Many Mexicans decry the corruption of Mexico, and highway patrols are perhaps one of the most obvious signs of them. Yet when it is this easy to break the law and get away with it, why change anything at all? There is one person, however, whom I deeply admire, you refuses to play in to the corrupt system. When she is pulled over, instead of shelling out her fifty pesos and shaking the cop's hand, she pulls out her copy of the penal code--which she keeps handily stashed in her dashboard compartment--and demands that they point out the law which she is breaking. They of course, are unable to do so. Then, she insists that if she is breaking the law, that they write her a ticket. This is also an impossible task for a patrol man--he has never been forced to write a ticket in his life.
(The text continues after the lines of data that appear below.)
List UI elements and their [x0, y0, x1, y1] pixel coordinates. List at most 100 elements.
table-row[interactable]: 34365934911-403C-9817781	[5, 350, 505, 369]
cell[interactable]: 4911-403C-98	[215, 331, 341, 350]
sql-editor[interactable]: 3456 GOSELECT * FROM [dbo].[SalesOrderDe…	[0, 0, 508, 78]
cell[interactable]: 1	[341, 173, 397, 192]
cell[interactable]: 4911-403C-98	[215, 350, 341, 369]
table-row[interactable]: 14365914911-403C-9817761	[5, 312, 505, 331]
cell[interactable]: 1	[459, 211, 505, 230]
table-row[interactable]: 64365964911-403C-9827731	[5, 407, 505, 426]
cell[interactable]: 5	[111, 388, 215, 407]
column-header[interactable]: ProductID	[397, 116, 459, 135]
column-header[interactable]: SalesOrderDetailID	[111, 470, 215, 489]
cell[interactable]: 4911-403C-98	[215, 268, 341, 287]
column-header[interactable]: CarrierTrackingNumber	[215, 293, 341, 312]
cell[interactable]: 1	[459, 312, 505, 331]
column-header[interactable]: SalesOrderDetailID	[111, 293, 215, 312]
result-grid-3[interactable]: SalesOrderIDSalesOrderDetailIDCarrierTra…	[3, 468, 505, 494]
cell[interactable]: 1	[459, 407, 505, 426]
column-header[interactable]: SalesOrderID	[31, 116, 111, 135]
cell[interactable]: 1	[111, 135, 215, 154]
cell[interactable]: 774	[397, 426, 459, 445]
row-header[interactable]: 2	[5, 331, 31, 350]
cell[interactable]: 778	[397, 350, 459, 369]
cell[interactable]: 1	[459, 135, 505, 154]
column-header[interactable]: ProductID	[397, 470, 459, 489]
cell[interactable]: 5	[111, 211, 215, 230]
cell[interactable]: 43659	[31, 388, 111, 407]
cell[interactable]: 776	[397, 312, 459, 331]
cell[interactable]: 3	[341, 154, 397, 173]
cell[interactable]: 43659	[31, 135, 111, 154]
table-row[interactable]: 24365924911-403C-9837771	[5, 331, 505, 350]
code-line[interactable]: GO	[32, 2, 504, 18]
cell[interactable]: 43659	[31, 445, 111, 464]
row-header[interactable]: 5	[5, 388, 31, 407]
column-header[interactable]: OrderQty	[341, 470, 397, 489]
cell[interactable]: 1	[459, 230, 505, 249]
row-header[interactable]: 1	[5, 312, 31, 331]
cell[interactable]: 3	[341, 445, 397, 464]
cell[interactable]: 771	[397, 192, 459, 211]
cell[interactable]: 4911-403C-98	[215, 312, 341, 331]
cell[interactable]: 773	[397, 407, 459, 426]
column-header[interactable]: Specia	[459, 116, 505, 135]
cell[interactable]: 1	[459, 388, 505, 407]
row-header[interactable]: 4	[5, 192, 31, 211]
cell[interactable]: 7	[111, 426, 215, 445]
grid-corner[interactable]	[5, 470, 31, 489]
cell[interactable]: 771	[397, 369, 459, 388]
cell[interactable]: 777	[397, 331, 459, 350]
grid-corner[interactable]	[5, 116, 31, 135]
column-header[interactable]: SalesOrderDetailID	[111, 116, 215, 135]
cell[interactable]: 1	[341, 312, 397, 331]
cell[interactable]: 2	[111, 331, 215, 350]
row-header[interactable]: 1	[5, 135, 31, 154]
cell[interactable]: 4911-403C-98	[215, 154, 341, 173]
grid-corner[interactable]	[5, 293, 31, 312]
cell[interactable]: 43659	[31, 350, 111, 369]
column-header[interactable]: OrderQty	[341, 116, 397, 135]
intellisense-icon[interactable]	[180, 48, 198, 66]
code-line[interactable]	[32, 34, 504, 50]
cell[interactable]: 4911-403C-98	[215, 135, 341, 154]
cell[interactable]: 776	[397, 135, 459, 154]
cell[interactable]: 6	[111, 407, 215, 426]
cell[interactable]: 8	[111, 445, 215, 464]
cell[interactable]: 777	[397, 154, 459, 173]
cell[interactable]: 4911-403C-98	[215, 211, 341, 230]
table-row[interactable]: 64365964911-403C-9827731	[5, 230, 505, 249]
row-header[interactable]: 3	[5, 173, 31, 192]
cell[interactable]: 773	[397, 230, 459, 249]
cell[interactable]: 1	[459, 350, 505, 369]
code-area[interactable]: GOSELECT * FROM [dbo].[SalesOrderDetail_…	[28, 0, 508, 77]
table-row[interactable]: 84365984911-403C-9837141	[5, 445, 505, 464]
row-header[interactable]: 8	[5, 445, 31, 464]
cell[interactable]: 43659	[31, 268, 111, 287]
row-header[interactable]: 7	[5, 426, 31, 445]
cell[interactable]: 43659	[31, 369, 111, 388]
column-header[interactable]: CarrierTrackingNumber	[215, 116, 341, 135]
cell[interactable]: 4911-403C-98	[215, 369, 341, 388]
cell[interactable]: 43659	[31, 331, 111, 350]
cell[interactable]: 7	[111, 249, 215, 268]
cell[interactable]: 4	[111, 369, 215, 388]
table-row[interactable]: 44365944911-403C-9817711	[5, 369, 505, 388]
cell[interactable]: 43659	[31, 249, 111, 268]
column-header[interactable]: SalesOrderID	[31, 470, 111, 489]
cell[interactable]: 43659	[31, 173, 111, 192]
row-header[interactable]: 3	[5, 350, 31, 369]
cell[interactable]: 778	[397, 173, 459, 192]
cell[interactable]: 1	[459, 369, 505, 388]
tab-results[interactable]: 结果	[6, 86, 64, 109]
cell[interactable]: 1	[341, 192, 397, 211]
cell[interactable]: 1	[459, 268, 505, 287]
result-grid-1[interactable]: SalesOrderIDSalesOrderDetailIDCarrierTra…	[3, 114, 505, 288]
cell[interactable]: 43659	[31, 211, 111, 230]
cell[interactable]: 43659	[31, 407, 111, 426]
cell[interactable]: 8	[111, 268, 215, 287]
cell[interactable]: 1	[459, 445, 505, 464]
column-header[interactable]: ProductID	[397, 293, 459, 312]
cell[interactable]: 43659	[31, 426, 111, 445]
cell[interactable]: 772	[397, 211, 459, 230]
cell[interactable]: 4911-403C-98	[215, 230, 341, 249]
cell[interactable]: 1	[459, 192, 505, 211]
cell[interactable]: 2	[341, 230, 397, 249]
The third way of getting out of a ticket, I have learned, is to work for the government. The other night, we were heading back from the centro, four of us crammed in to the back seat of the car, when we were pulled over. Like riding without a seat belt, we were clearly in the wrong. But after allowing a short inspection of the car, all my friend had to do was show him his government ID and we were back on the road without further troubles. Cops cannot ask for a bribe from a government official--even if he was only 21--because of the danger that he will report them. So even though everyone knows that cops take bribes, at the federal level it is treated as if it simply doesn't happen.